Investigating clinical accidents – a new set of teeth?

By Patricia Hitchcock QC

Shortly before Parliament rose for the election, the Public Administration Select Committee (PASC) published a report calling on the next Secretary of State for Health to set up a new, independent patient safety investigation body as a matter of priority. Lawyers specialising in medical cases, and patient advocate organisations, have for some time protested the lamentable inefficacy of the NHS complaints procedure and the highly regional approach of NHS Trusts to self-scrutiny and Serious Untoward Incident reporting. 

Despite long-standing official policies of honesty in the main medical defence organisations’ and Trusts’ policies, and recent drives towards a statutory duty of candour, there are still far too many examples of bad practice being silently condoned and whistle-blowers being penalised. 

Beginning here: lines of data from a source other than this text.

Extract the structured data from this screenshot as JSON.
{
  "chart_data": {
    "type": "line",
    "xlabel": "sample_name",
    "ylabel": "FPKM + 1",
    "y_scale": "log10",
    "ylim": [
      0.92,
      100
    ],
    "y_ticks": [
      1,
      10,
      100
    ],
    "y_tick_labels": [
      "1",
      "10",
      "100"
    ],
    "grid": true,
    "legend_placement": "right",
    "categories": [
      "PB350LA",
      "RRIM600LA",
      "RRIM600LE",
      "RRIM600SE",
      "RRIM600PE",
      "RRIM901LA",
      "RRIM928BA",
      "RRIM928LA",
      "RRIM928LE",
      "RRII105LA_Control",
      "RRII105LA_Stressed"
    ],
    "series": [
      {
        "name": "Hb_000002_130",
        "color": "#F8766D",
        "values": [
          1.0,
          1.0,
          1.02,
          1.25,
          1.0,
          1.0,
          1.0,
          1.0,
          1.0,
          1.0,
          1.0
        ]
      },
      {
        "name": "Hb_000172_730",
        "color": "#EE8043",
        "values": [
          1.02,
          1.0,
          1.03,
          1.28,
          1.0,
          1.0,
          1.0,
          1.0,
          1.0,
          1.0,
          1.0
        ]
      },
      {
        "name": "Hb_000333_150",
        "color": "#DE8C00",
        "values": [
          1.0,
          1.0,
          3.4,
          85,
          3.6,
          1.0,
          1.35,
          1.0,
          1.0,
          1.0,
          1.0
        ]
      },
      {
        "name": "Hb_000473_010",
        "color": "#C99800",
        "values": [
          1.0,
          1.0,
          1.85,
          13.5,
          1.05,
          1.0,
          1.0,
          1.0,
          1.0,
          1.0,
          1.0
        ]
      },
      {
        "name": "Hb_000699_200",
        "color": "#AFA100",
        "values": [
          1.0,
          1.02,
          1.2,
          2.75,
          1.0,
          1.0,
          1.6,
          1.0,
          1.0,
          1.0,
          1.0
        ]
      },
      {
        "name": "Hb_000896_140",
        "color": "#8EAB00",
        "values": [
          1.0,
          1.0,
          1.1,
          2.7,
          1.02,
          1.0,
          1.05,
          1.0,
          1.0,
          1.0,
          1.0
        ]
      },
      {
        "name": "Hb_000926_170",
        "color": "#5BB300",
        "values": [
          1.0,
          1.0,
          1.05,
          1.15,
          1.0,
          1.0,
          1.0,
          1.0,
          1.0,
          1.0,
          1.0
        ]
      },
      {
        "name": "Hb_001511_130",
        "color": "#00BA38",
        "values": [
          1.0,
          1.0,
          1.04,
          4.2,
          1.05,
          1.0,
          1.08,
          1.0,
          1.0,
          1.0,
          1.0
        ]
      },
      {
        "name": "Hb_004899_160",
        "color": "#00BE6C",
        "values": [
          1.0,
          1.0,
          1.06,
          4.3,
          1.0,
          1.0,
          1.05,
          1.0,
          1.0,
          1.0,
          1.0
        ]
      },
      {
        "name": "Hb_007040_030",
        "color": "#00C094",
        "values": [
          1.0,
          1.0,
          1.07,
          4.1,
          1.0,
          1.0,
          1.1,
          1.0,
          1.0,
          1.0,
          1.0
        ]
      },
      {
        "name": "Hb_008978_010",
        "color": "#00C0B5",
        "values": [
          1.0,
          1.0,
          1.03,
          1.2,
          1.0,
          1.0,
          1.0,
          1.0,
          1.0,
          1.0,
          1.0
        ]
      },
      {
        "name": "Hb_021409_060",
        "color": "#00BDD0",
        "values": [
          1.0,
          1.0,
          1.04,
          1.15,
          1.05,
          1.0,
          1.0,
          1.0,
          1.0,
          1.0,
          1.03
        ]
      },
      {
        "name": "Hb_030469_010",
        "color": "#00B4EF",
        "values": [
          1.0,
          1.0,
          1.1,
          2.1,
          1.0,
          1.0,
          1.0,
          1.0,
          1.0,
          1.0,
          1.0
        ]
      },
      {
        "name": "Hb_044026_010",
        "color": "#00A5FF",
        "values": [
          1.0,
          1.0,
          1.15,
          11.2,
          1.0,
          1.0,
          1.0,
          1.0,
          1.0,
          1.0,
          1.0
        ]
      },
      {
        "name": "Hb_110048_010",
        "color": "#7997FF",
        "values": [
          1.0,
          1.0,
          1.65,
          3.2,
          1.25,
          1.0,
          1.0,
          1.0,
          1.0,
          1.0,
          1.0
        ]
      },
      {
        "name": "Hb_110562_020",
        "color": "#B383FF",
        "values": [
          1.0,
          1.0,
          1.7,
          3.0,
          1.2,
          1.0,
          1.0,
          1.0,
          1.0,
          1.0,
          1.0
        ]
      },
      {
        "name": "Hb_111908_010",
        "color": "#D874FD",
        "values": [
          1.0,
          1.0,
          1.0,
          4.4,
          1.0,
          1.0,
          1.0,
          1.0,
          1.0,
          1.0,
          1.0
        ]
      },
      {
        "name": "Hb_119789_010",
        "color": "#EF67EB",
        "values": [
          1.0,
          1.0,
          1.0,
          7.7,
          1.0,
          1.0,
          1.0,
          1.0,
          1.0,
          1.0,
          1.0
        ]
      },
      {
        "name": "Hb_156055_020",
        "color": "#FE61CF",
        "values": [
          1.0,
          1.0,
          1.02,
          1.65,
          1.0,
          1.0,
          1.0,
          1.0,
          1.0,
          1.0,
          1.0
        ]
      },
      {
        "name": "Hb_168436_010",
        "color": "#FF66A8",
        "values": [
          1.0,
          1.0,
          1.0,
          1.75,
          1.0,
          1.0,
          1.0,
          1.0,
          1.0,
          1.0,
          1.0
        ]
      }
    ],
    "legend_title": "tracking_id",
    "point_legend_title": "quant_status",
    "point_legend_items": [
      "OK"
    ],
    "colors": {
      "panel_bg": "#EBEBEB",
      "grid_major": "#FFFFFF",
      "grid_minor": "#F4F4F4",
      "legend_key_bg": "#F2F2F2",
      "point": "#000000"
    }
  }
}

The PASC found that the current investigatory bodies, including the Care Quality Commission (CQC) and the Parliamentary and Health Service Ombudsman (PHSO), are still over-stretched and under-resourced. The Secretary of State estimates that there are 12,000 avoidable hospital deaths a year; and in the last year, NHS England received 174,872 written complaints. Although these figures are a very small proportion of patients treated in the NHS (on PASC’s figures, complaints are about 1.1% of admissions), every one has a major impact on someone’s life, and very often on entire families. It is one of the ironies of practising in this area as a lawyer that one is forced to the realisation that deaths are much cheaper for defendant Trusts than living complainants, and that it is possible to chart medical competence by the geographical prevalence of valid claims; for all of us, as patients, as lawyers and as taxpayers, none of this is good news. Accordingly, the proposal to institute an overarching independent investigatory body with a remit to investigate the system as a whole has been warmly welcomed by patient groups such as AvMA (see comment on www.avma.org.uk).

The PASC has identified the following priorities for the proposed new body:

  • It must be independent of providers, commissioners and regulators, transparent and directly accountable to Parliament;
  • It must offer a safe space with strong protections for patients and staff to speak freely about what has gone wrong, without fear of reprisal;
  • It must have its own substantial investigative capacity.

It is envisaged that when its reports and recommendations are published, it will be for the CQC and the other executive, regulatory and commissioning bodies to ensure that they are implemented. The reports should not be legally privileged, although it is expected that witnesses will have immunity. 

It is hoped that this body will provide a substantial saving of public money over the major public inquiries necessitated by its absence; The Francis Inquiry, by way of example, cost £13.6 million. There will, of course, be a great deal of practical detail to be worked out to ensure that public funds are not diverted away from the CQC and the Health Ombudsman to a more abstract level of scrutiny; rather, the new body should actively support fair and thorough investigation and review at a local and national level, to prevent avoidable medical accidents.